A todo aquele que sobrevive à morte próxima, seja por que causa for, assim como a todo aquele que realmente a aceitou, a vida que ainda resta se transfigura em algo maior e melhor. Em algo sagrado
A angústia exasperante que sentimos lendo Clarice é por não podermos escapar de um confronto inescapável com o vazio da morte, olhando-a de frente, com tudo de angustiante que isso traz. Angela, em Um Sopro de Vida, pergunta-se: “Na hora de minha morte – que é que eu faço? Me ensinem como é que se morre. Eu não sei”. Ninguém sabe. Olhar para a morte pelo fim que ela obviamente significa só pode ser, em parte, desesperador. Preciso “lembrar” do que estamos a viver com essa pandemia?
Volto à citação com que abri este escrito. É preciso “aceitar em cheio a misteriosa vida dos que um dia vão morrer”. Repare bem como, para “aceitar em cheio” a vida, é preciso também e antes aceitar a morte. Mas como saber se a aceitamos de verdade? Creio que somente quando a morte fica próxima demais, como tantos ficaram ao padecer da Covid-19. Ainda que não tenham desenvolvido a forma mais grave. Não há quem, diante do teste positivo, não lute contra o medo da morte próxima.

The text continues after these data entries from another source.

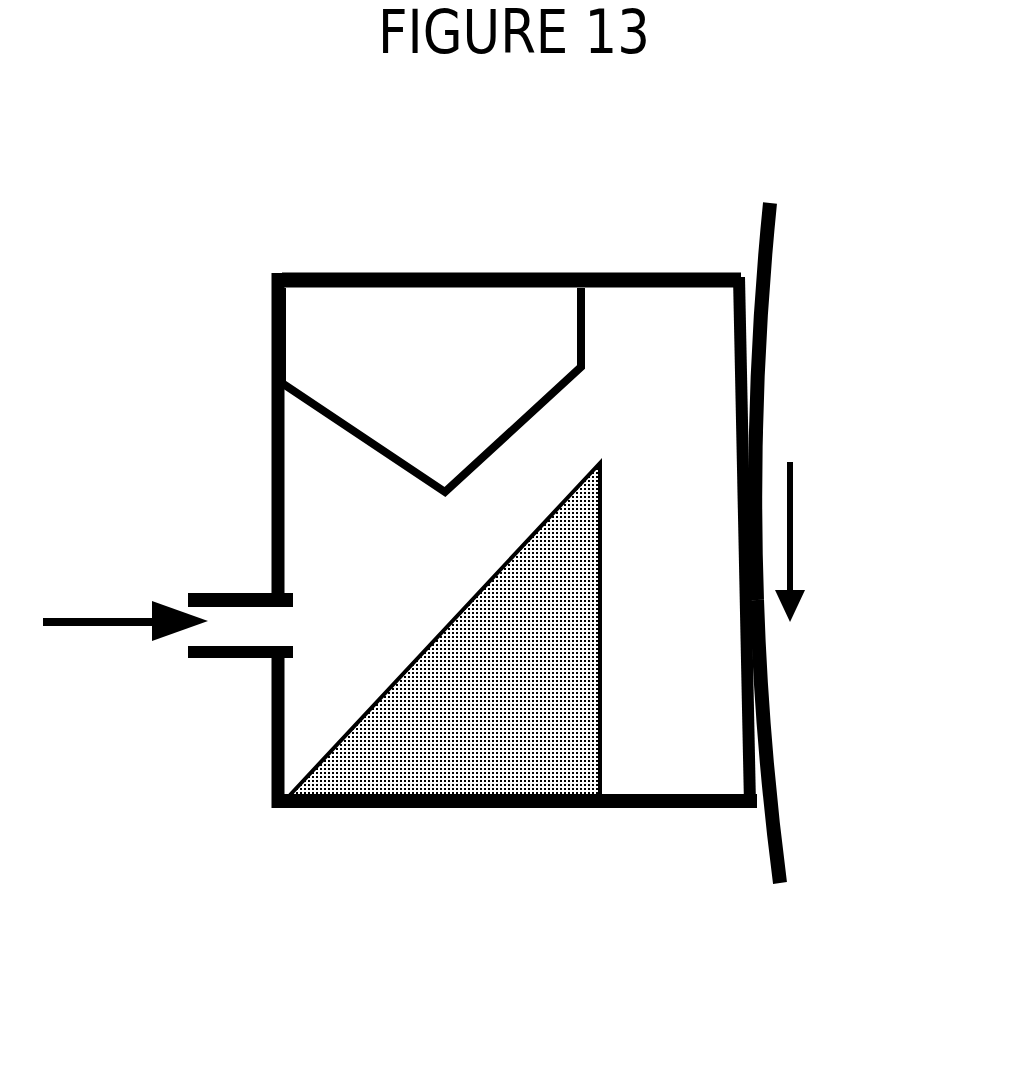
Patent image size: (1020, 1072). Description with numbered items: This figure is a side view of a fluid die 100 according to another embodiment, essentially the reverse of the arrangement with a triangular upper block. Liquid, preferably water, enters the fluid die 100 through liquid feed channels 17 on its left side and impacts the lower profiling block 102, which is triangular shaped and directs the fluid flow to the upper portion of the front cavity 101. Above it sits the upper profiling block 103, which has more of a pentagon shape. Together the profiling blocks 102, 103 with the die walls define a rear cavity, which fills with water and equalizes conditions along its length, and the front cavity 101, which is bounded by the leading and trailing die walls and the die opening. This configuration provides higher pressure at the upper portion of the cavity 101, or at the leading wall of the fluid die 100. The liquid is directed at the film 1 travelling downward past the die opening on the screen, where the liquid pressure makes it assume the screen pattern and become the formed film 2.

The film 1 is at (773, 222).
The formed film 2 is at (787, 872).
The liquid feed channels 17 is at (200, 692).
The fluid die 100 is at (628, 808).
The front cavity 101 is at (697, 757).
The first liquid profiling block 102 is at (527, 598).
The second profiling block 103 is at (527, 333).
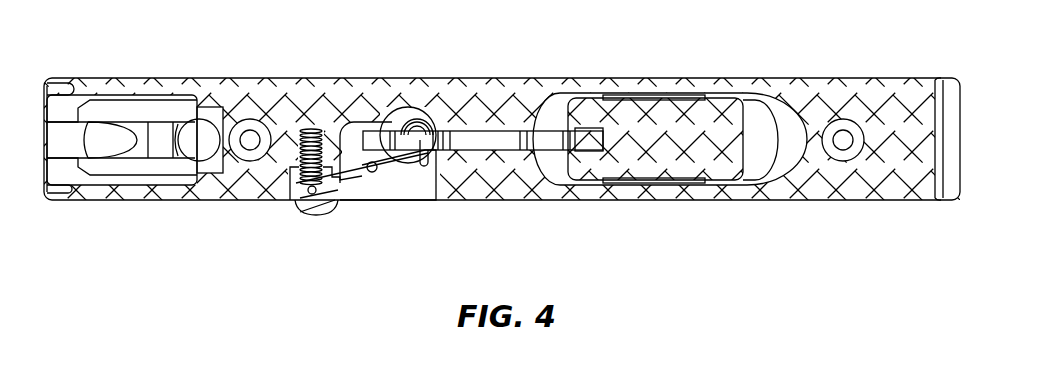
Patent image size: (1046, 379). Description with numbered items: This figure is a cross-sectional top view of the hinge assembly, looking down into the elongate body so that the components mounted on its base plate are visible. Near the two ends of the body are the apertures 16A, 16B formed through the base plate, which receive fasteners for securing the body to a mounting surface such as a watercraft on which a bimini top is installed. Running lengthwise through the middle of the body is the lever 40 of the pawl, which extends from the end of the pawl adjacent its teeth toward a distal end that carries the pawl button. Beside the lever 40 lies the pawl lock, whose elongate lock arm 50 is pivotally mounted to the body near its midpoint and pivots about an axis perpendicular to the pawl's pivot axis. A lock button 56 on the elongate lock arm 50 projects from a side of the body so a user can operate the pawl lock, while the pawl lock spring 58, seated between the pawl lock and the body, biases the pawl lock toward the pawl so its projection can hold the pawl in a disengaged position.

Mesmo quem não a pegou (ainda?) certamente conhece alguém próximo que passou por isso. Que eu saiba (ainda?) não a peguei, mas já perdi a conta da quantidade de pessoas próximas que sofreram por causa da doença. Alguns morreram, infelizmente, mas a maioria, graças a Deus, se recuperou. Agora mesmo, enquanto escrevo, recebo a boa notícia de um amigo de longa data, internado na UTI com 80% do pulmão comprometido, apresentando melhora consistente. Imaginar o que ele passou é me imaginar passando pelo mesmo. E sentir medo, muito medo. Como encarar isso, chegando àquela aceitação da morte?
Nesta semana, terminei de assistir à terceira temporada do ótimo seriado O Método Kominski, disponível na Netflix, com uma atuação soberba de Michael Douglas como um professor de atores. A certa altura, quando está a dar uma aula de atuação para cenas de morte, ensinou: “Conforme a vida lentamente se esvai e oscilamos no limite da não existência, como sussurraríamos as últimas palavras de sabedoria e perspicácia? Mas é isso que acontece quando a morte se aproxima? As pessoas exigem promessas de quem estão deixando para trás? Confessam seus pecados? Fazem uma piada? (...) Estou pedindo que pensem no que realmente acontece nesses momentos finais. Não estou falando de mortes violentas e chocantes. Estou falando de quando você sabe o que está vindo. Quando você já se entregou ao último truque de mágica. Quando realmente desaparecemos. Sentei ao lado da cama e segurei a mão de amigos e pessoas queridas enquanto elas davam seu último suspiro e posso dizer o seguinte: o dramático solilóquio no fim da vida é um absurdo completo. Se algo está sendo dito, é internamente. Quase conseguimos ouvir. Elas têm uma conversa interna repleta de incredulidade e admiração pelo fato de suas vidas estarem chegando ao fim. Mal percebem que você está ali. Para os que estão morrendo, os vivos são irrelevantes. Então, se algum dia tiverem a oportunidade de atuar numa cena assim, façam com respeito, considerem-na sagrada”.
Quando “atuamos” de fato diante da realidade imaginada da nossa própria morte, o chamado memento mori, o medo diminui consideravelmente e a aceitação se apresenta pelo que de fato é: vida mais viva do que a mera existência. Aí entendemos uma das epígrafes de Um Sopro de Vida, de autoria da própria Clarice: “Haverá um ano em que haverá um mês em que haverá uma semana em que haverá um dia em que haverá uma hora em que haverá um minuto em que haverá um segundo e dentro do segundo haverá o não tempo sagrado da morte transfigurada”.
A todo aquele que sobrevive à morte próxima, seja por que causa for, assim como a todo aquele que realmente a aceitou, a vida que ainda resta se transfigura em algo maior e melhor. Em algo sagrado. Viver, daí, será como o narrador-escritor anônimo de Um Sopro de Vida escreveu: “Viver é uma espécie de loucura que a morte faz”.